Dos cosas diferencian a esta tira del resto. En primer lugar, su calidad artística, desde la amplia paleta de colores (los domingos) al dinamismo y fisicalidad de las figuras dibujadas con pincel. Calvin y Hobbes tienen una conversación sobre un tobogán que se desprende de los labios de un mongol, o estiran sus brazos para hacer equilibrio al cruzar un arroyo sobre un tronco vacilante, o saltan de un cuadro a otro de la tira mientras pelean entre ellos. Calvin está dibujado con la simplicidad de un Charlie Brown, pero los dinosaurios que pasan por su mente están dibujados con el marcado claroscuro del realismo fotográfico de los comics de los años 50. Las fantasías de Calvin son siempre más vívidas, más reales que la realidad.

Bill Watterson (Andrews McMeel Publishing)

El verdadero tema de la tira son estos sueños: la ciudad de Stupidopolis, que Calvin construye—y luego destruye—con castillos de arena; el Transmogrifier (de hecho, una caja de cartón), que le permite convertirse en un tigre como Hobbes; los esfuerzos de El Hombre Estupendo para evitar los deberes, y los del Astronauta Spiff (“erguido precariamente sobre un chorreante montón de pasta pútrida”) para eludir las comidas preparadas por la madre de Calvin (para el desayuno, éste prefiere un cereal llamado Bombas de Azúcar de Chocolate Helado).

De estas situaciones aflora una visión social y filosófica, asistemática pero profunda.
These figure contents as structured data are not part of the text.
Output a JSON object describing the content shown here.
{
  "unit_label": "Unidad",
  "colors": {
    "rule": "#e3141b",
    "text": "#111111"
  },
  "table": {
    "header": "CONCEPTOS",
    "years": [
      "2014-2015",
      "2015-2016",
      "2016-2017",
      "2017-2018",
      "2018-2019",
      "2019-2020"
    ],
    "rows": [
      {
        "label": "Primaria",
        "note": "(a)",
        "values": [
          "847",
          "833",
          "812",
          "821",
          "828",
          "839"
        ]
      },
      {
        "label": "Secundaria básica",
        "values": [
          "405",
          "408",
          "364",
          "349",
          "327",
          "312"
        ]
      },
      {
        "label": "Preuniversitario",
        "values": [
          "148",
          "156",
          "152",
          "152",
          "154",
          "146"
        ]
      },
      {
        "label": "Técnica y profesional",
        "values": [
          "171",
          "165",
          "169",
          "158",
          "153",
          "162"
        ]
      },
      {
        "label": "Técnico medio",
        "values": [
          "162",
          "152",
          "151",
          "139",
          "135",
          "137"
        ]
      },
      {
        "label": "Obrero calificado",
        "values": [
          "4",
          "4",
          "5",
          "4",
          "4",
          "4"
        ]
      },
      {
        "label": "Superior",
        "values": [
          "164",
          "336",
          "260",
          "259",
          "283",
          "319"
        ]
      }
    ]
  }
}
El fallecido politólogo James Q. Wilson describió a “Calvin y Hobbes” como “nuestra única explicación popular de la filosofía moral de Aristóteles”. Wilson quería decir que el orden social se basa en el auto-control y la postergación de la gratificación, algo que está más allá de la capacidad de Calvin, que piensa que “la vida debería ser más como la TV” y que él está “destinado a la grandeza” haga o no haga sus deberes. Su deporte favorito es “Calvinball”, en el cual él tiene el derecho de cambiar las reglas a medida que avanza.
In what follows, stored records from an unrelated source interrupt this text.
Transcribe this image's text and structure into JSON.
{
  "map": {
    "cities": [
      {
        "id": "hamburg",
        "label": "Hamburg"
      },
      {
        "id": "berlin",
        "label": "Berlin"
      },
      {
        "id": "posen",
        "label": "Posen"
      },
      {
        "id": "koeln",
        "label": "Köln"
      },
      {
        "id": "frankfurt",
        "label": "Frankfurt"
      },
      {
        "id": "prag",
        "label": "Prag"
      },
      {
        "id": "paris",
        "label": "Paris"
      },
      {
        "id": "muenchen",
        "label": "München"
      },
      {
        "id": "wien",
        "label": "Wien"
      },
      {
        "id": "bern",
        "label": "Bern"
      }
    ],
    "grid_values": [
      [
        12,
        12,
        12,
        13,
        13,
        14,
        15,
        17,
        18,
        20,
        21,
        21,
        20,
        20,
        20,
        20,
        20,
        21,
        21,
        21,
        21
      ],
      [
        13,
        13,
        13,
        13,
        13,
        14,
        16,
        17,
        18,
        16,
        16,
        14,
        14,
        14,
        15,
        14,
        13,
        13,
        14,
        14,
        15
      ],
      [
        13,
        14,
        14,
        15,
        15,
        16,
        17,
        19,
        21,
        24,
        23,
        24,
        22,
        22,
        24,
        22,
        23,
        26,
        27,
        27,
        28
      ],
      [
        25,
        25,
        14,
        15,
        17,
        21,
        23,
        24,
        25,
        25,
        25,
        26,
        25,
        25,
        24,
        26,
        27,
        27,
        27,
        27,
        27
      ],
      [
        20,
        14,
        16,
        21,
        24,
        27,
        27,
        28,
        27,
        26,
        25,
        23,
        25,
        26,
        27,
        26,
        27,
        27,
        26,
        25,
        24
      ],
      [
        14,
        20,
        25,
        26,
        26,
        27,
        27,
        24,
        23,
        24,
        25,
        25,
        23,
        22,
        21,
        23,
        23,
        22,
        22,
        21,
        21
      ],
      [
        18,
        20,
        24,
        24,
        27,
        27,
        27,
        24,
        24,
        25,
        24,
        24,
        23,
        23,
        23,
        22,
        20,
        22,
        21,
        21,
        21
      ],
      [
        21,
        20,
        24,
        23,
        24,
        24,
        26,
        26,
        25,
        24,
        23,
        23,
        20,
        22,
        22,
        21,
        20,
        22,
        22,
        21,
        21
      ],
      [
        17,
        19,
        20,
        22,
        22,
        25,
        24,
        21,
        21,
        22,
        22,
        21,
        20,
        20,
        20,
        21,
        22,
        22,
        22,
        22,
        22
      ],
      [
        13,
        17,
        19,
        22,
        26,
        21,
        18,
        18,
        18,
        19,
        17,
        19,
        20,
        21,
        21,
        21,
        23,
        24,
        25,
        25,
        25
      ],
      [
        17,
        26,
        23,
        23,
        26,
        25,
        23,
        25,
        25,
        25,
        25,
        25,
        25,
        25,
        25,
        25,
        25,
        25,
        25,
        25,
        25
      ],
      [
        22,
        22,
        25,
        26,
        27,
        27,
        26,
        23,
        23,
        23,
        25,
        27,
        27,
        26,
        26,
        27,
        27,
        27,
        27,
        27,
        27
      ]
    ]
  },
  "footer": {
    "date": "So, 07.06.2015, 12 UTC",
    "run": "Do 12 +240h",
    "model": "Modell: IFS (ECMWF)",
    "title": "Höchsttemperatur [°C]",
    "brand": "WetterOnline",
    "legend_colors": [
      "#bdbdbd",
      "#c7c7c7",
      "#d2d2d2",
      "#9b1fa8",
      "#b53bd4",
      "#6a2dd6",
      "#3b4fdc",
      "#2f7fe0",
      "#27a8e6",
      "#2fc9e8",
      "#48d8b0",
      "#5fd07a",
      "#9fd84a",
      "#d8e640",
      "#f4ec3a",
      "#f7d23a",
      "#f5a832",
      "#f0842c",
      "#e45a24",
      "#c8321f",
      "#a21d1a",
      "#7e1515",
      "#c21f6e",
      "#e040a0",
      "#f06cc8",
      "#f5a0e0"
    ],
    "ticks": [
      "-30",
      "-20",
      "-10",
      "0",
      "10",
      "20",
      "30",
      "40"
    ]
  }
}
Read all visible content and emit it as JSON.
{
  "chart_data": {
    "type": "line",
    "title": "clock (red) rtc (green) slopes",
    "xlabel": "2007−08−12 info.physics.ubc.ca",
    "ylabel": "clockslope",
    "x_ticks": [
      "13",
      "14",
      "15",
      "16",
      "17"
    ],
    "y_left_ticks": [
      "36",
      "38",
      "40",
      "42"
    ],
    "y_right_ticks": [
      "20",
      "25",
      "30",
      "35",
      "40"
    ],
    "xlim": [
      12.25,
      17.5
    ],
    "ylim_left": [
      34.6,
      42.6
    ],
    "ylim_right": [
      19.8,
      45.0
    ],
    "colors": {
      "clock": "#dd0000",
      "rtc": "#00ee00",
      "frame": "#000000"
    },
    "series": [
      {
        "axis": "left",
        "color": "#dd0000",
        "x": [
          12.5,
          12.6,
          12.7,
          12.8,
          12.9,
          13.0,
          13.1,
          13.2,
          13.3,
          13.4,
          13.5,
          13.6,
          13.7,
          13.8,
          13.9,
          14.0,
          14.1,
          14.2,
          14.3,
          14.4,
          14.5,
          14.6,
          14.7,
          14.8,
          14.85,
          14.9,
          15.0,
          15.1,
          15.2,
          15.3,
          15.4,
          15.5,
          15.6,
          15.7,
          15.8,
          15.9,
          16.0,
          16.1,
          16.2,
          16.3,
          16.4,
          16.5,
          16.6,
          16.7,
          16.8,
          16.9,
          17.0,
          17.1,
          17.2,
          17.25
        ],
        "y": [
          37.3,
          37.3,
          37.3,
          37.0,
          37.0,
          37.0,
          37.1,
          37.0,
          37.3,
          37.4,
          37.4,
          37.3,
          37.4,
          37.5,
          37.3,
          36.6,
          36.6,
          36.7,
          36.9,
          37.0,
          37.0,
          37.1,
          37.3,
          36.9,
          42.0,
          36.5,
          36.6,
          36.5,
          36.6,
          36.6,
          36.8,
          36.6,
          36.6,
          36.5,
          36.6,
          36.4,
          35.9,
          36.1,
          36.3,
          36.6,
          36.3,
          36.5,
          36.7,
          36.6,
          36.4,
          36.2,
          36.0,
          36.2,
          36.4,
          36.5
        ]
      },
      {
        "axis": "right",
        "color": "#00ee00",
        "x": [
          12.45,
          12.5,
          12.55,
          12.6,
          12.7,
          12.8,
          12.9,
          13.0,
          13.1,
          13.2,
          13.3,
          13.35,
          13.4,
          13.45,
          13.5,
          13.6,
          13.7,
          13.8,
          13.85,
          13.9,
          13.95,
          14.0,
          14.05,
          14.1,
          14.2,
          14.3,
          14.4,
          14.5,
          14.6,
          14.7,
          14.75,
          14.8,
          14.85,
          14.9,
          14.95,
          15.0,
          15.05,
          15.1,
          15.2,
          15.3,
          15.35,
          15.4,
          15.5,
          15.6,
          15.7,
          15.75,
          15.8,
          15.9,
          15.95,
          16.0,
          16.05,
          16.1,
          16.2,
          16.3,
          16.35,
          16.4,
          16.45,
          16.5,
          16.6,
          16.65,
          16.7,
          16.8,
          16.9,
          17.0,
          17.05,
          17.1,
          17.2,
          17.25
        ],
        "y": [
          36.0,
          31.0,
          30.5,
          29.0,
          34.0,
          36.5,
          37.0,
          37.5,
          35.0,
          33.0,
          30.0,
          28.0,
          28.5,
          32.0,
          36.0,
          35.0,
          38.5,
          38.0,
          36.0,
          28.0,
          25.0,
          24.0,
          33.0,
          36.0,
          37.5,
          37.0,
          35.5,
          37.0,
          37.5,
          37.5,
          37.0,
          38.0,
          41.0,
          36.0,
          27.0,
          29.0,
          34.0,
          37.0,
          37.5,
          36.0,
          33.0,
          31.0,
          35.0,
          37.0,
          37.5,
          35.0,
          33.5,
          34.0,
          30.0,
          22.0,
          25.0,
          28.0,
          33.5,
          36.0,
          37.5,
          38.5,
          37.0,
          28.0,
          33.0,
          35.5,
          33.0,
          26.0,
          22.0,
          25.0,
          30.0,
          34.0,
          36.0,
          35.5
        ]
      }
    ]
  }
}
Día a día, Calvin choca contra la evidencia de que el mundo no está construido acorde a sus (nuestras) reglas. De una u otra manera, todo humor nace de nuestra resistencia a esta evidencia.

¿Tomó Watterson la decisión correcta al interrumpir “Calvin y Hobbes” hace 20 años? “El mundo de la tira parecía completo”, dice el dibujante en la entrevista de la Biblioteca Ireland. No quería simplemente dedicarse a “cortar el césped”, volver a pasar por terreno ya transitado.
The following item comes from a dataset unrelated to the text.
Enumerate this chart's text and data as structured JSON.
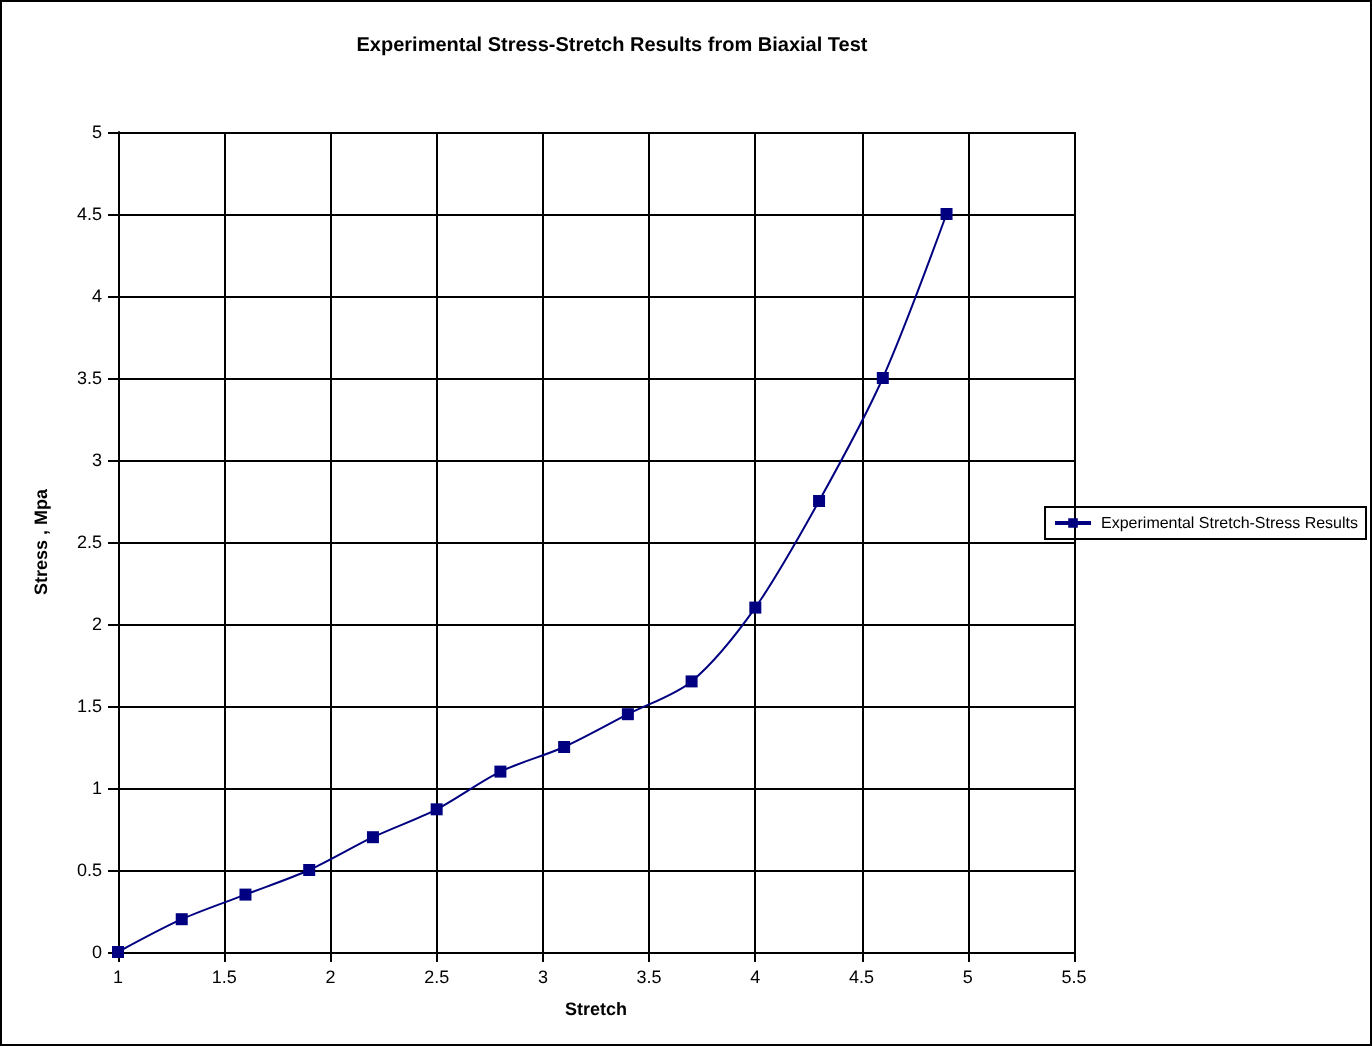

De haber seguido dibujando “Calvin and Hobbes”, Watterson habría enfrentado enormes desafíos. Internet ha destrozado los medios; ya no hay cientos de periódicos independientes en los que un caricaturista pueda sindicar su trabajo.

Y el actual clima cultural podría haber hecho más difícil para Watterson pintar la vida imaginativa de un niño de manera realista. Calvin no sólo fantasea con dinosaurios que vuelan F-14 sino también con destruir su escuela con un tanque. En cierta ocasión le dice a Susie Derkins (su vecina, rival y amor secreto): “Debe ser frustrante saber que los hombres son más grandes, más fuertes y mejores en pensamiento abstracto que las mujeres”. Que todas estas sean bromas importa muy poco; los responsables de imponer las reglas del buen gusto no son conocidos por su sentido del humor.

Por eso uno siente una doble nostalgia al releer las tiras de Bill Watterson: primero, por un artista que es probablemente el más grande que ha dado el género. Segundo, por la cultura de la cual él habló, que en muchas maneras era más libre que la nuestra.

— Caldwell es un editor senior de la revista The Weekly Standard.

Fuente: The Wall Street Journal, 22/03/15.